Quel que soit le niveau d’expertise du cycliste, ils sont entre 75 et 77% à trouver que les vols ne sont pas rares. Ce sentiment d’insécurité exprimé pose évidemment des questions.
Ce sentiment baisse avec l’âge, mais reste tout de même assez fort, puisque 69% des réponses des personnes de plus de 65 ans pensent que les vols de vélos ne sont pas rares. On pourrait également regarder du côté du genre.
Les femmes sont plus nombreuses à penser que les vols de vélos sont fréquents (inverse de rare). et globalement, ils sont cette fois 77% à le penser. Comme nous apprécions les tableaux et que l’enquête permet de croiser avec d’autres indicateurs, voyons du côté de la pratique.
Plus les gens pratiques la bicyclette moins ils pensent que le vol est fréquent, dans une proportion de 8 points entre ceux qui pratiquent régulièrement et ceux qui ont une pratique occasionnelle du vélo. Les « experts » sont presque à 80% persuadés que les vols de vélos sont fréquents.
D’après un article de la Dépêche du midi (du 4 décembre 2017), Toulouse subit en moyenne cinq vols par jour, ce qui correspondait à 1955 déclarations de vol au moment de la rédaction de l’article. Rapporté à la population toulousaine qui passe à 948 000 habitants au 1er janvier 2018 (Insee), cela nous donne 2 vols de vélo pour 1000 habitants. Cela correspond à la moyenne nationale qui est de 1,1 % des ménages, avec 321 000 déclarations de vol en 2016. Même si le nombre de pratiquants demeurent bien plus faible, puisque évalué à 3% de la population mobile, reste que le taux est beaucoup plus élevé que celui des vols de voitures, qui est de 0,2 % des ménages avec 49 000 véhicules volés en 2016, mais beaucoup moins que celui des vols dans les voitures, qui correspond à 2% des ménages. Et comme il n’est pas demandé dans l’enquête si le répondant s’est déjà fait voler un vélo, il est difficile de mesurer l’objectivité des réponses.

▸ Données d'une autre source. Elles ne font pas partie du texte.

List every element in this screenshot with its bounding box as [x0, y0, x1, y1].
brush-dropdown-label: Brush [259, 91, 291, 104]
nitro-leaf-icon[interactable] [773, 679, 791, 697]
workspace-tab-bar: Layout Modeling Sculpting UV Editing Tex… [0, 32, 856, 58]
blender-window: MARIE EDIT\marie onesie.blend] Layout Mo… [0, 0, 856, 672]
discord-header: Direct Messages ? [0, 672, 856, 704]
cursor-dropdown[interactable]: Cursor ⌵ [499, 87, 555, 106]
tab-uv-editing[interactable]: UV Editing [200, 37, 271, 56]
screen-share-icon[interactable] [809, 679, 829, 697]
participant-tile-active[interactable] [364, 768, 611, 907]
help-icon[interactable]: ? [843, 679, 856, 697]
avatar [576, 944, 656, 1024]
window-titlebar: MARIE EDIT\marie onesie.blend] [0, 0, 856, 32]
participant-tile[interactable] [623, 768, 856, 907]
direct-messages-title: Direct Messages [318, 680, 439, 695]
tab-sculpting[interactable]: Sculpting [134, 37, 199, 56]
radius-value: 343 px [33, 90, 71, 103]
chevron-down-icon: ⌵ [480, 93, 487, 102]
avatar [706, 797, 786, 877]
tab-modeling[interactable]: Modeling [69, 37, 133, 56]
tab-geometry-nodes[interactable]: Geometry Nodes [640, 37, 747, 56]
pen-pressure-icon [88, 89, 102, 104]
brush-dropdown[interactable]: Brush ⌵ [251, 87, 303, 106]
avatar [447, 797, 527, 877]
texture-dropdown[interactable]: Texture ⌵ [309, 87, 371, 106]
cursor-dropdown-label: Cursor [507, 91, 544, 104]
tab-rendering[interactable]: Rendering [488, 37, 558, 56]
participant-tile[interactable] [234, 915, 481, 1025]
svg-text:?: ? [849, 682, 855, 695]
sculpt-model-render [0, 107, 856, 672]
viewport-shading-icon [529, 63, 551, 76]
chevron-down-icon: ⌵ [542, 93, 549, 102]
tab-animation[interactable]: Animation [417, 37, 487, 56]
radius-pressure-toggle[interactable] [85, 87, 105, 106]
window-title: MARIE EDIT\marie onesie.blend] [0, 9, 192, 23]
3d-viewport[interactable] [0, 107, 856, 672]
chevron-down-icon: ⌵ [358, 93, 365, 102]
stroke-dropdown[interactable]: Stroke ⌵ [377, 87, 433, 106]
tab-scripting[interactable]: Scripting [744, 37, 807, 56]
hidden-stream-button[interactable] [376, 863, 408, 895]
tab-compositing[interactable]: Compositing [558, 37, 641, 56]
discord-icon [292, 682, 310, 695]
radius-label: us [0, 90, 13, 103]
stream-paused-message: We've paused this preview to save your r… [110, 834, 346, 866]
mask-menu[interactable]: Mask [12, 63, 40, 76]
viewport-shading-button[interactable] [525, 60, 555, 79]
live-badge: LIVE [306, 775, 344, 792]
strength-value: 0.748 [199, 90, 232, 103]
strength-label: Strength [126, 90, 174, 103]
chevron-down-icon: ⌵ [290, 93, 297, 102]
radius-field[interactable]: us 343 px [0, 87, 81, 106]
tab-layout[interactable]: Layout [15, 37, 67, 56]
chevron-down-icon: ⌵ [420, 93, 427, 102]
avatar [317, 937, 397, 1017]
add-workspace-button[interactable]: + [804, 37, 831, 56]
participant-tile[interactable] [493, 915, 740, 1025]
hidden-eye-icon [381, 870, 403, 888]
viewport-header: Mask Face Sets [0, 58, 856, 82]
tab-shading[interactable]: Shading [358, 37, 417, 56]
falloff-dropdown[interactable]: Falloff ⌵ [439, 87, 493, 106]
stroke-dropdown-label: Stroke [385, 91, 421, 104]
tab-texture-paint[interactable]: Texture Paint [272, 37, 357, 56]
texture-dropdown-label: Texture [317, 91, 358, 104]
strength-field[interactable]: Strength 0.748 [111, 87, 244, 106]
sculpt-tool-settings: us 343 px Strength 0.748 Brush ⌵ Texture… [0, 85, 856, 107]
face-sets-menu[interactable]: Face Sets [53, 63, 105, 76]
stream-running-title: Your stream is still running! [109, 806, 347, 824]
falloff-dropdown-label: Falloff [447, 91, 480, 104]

Ces chiffres, bien qu’officiels, méritent toutefois une attention particulière car on comprend bien que si la déclaration du vol de sa voiture ou dans sa voiture est quasiment évidente, celui du vélo demeure assujetti à la possibilité de remboursement sur facture, ce qui limite forcément le nombre de déclarations. Quoi qu’il en soit, le sentiment que le vol est fréquent pose question, car faute d’apporter une réponse politique appropriée, la pratique de la bicyclette en ville ne pourra pas croître dans la mesure des espérances de la FUB (qui souhaite porter à 12% le nombre de pratiquants).